Pay to Play

I’m writing this post after having recently received a solicitation from an attorney group asking for speakers for a big annual event. The “invitation” included a price list of what they expected speakers to pay. Despite the fact the audience would be perfect for us, marketing wise, Melissa immediately rejected the idea as something prohibited by the American Psychological Association (APA). Who knows when the pay to play issue heated up in the academic world, but it was in the last 25 years or so that it seemed to grow when university professors were paying to publish academic papers in hopes of improving their careers, especially related to tenure. In other scenarios, we’re probably all aware of pay to play, or more accurately, “pay to accept my student to your prestigious university,” wherein lots of rich people/rich celebrities were caught stacking the deck in favor of their children. Melissa has given hundreds of speeches, none of which we paid to have her present (a few even paid her). But, while I understand that legal organizations need to raise money, doing so in a pay to play model sends a message that “the speakers you will hear are those willing to pay us.” It doesn’t mean they are the best speakers they could get or the best on the topic. That should be a disclaimer, because pay to play means the speakers are essentially presenting “commercials” or “advertising.” APA’s prohibitions are intended to prevent resumé padding. But one doesn’t have to think very hard to realize that pay to play speaking engagements raises many ethical questions, ones that should be easy to comprehend.

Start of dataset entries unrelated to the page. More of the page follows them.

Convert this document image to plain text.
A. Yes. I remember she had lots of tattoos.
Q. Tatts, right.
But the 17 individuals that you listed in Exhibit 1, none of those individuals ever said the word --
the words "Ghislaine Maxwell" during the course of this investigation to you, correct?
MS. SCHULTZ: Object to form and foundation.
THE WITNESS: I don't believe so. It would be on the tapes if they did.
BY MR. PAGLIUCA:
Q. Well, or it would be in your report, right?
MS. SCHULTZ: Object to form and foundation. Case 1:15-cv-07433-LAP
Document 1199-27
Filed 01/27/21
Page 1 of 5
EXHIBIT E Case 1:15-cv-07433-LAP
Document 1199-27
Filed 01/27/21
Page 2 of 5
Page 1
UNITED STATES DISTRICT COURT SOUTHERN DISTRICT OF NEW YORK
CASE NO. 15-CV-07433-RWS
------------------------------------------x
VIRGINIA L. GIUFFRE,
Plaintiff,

Psychologists are expressly prohibited from paying anyone to publish their research, lecture to any audience, or endorse their services.  Although attorneys and other professionals have different codes of conduct than psychologists, as a psychologist who works with attorneys, I am bound only by my profession’s ethical code of conduct.  It is abhorrent to me to consider lowering my professional standards to the point that I have to pay someone for the “privilege” to write an article for their journal, speak to their organization, or do anything else that places me in a position contrary to the ethical standards that govern my professional conduct.  In addition, it is personally insulting!  Why, oh why, would I ever have to pay someone to educate them about psychological phenomena?  My hourly rate has increased over the almost 40 years since I earned my Ph. D., to the point that it is many times more than most people could ever dream of earning.  In my view, I am worth every penny, if not more, than my current hourly rate.  I will go as far as saying that I prefer to sit around and do nothing than to be uncompensated for my time.  (This is not to say I am unwilling to donate my time to worthy causes, such as helping clients on pro bono matters.) I am more than happy to pay people for their expertise but I will never, I repeat never, violate my ethical standards by paying anyone to benefit from my expertise.  It’s backwards, it makes no sense, and it’s not happening!  The end.